The First Tier Tribunal will apply the standard Wednesbury reasonableness tests to the decision to issue the Notice of Direction. If, as part of a local reconsideration or review, anything comes to light which raises doubt about whether all the relevant facts were taken into account, you will need to consider whether the direction should be withdrawn.

What is Wednesbury reasonableness?

The definition of ‘Wednesbury reasonableness’ was provided by Lord Greene MR in Associated Provincial Picture Houses Ltd -v- Wednesbury Corporation, CA [1948] 1 KB 223. The case concerned an application by Associated Provincial Picture Houses Ltd (APPH) to Wednesbury Corporation for a license to open its cinema on a Sunday. The corporation was entitled by law to issue licenses ‘subject to such conditions as the authority think fit to impose’. In the event, they issued the license on the condition that ‘. . . no children under the age of fifteen years should be admitted to any entertainments whether accompanied by an adult or not’. APPH took the corporation to court insisting that the condition was ‘unreasonable’.

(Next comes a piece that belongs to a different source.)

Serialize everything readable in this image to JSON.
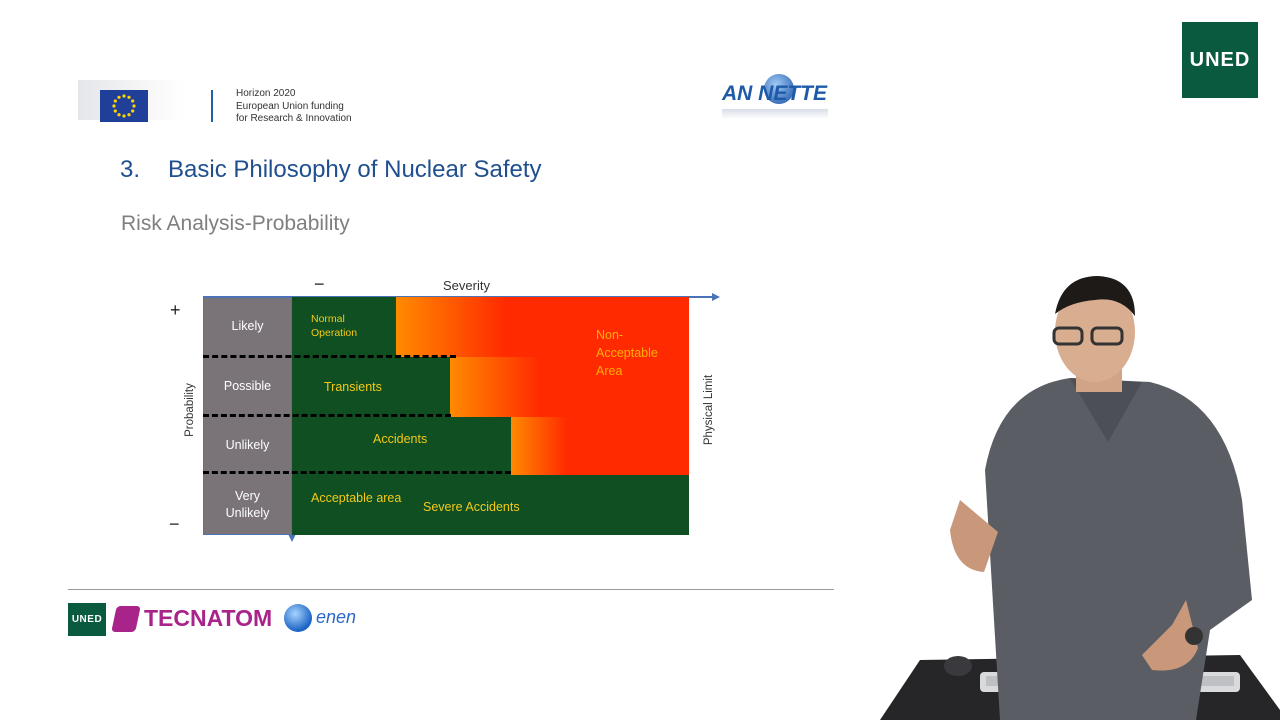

Lord Greene MR held that the local authority had not acted unreasonably or unlawfully in imposing the condition. He further held that:

‘The court is entitled to investigate the action of the local authority with a view to seeing whether they have taken into account matters which they ought not to take into account, or, conversely, have refused to take into account or neglected to take into account matters which they ought to take into account. Once that question is answered in favour of the local authority it may be still possible to say that, although the local authority have kept within the four corners of the matters which they ought to consider, they have nevertheless come to a conclusion so unreasonable that no reasonable authority could ever have come to it.’

So, with regards to having issued a Notice of Direction, we must be able to demonstrate to the First Tier Tribunal, or to higher courts where necessary, that

  • we took into account all the relevant matters that we should have taken into account, and
  • we did not take any extraneous or irrelevant matters into account.

That is why it is so important that you gather as much information about the organisation of the various business activities, and the relationship between them, as you possibly can.